2. If the transaction is to be taxed as capital gain, whether it is to be taxed in Assessment Year 2010-11 or Assessment Year 2011-12 as Short Term Capital Gain or Long Term Capital Gain:
The tribunal referred to Section 47 of the Registration Act, 1908, which states that a registered document shall operate from the time it would have commenced to operate if no registration thereof had been required or made. The sale deed was executed on 31.03.2010, and thus, the incidence of tax falls in Assessment Year 2010-11. The date of purchase was considered as 26.03.2007, when the possession of the land was taken by the assessee. Since the holding period was more than 36 months, the gain from the sale of the land was to be taxed as Long Term Capital Gain for Assessment Year 2010-11. This issue was decided in favor of the assessee.

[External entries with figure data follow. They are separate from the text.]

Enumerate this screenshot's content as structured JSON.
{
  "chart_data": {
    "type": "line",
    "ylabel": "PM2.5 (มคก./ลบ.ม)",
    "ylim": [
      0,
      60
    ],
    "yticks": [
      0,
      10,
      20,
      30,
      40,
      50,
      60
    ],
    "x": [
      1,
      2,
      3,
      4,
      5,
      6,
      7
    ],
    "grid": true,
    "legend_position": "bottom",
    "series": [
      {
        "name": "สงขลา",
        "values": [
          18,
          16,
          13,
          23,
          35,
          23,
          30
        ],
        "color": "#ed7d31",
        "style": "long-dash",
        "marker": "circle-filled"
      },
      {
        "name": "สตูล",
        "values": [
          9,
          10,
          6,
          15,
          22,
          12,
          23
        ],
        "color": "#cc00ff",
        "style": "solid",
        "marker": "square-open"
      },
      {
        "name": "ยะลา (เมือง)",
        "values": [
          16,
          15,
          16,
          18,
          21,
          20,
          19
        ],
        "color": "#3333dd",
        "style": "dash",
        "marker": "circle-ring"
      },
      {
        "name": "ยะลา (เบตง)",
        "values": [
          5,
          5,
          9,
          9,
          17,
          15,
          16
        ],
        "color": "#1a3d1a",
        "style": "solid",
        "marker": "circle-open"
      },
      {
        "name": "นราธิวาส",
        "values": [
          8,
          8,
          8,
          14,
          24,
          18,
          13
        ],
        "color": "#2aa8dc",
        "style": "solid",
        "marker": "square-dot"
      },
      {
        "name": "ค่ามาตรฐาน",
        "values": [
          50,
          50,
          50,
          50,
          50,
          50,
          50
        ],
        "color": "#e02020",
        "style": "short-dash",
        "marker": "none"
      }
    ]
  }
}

3. Whether the A.O was justified in applying the value of the property as per Section 50C of the Income Tax Act without referring it to the Valuation Officer:
The tribunal noted that the assessee had not disputed the fair market value of the property before the lower authorities. However, since the tribunal decided that the gain from the transaction should be taxed as Long Term Capital Gain, the application of Section 50C was relevant. The tribunal directed the A.O to refer the valuation of the capital asset to the Departmental Valuation Officer and apply the same for computation of Long Term Capital Gain if it was less than the fair market value. This issue was allowed for statistical purposes.

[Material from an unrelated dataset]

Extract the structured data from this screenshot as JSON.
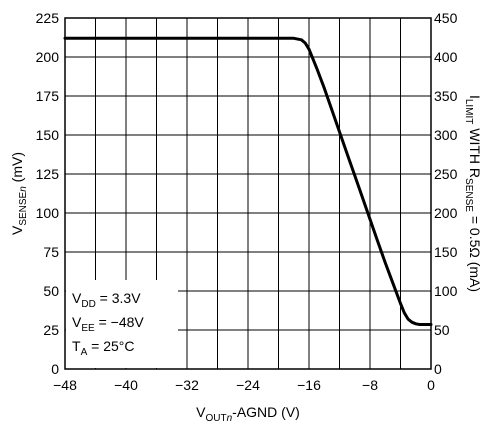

4. Whether the assessee is eligible to get the claim of expenses for stamp duty, registration, and brokerage by computing income of Assessment Year 2010-11 even though the amounts were incurred during Assessment Year 2011-12:
The tribunal observed that the expenses for stamp duty, registration, and brokerage were genuine and related to the transaction that took place during Assessment Year 2010-11. Therefore, the assessee was entitled to the deduction of these expenses in computing Long Term Capital Gain for Assessment Year 2010-11. This issue was decided in favor of the assessee.

5. Whether the assessee is eligible to get the benefit of tax credited during the year 2010-11 for the tax paid for the income from the alleged transaction shown in Assessment Year 2011-12:
The tribunal noted that the assessee had already offered the profit from the sale of the land for taxation in Assessment Year 2011-12 and had paid due taxes. Since the same transaction cannot be taxed twice, the assessee was eligible to get the credit of tax paid for Assessment Year 2011-12 against the tax liability arising in Assessment Year 2010-11. This issue was decided in favor of the assessee.

Conclusion:
The appeal of the assessee was partly allowed for statistical purposes, with directions to the A.O to refer the valuation of the capital asset to the Departmental Valuation Officer and to grant the benefit of expenses and tax credits as discussed.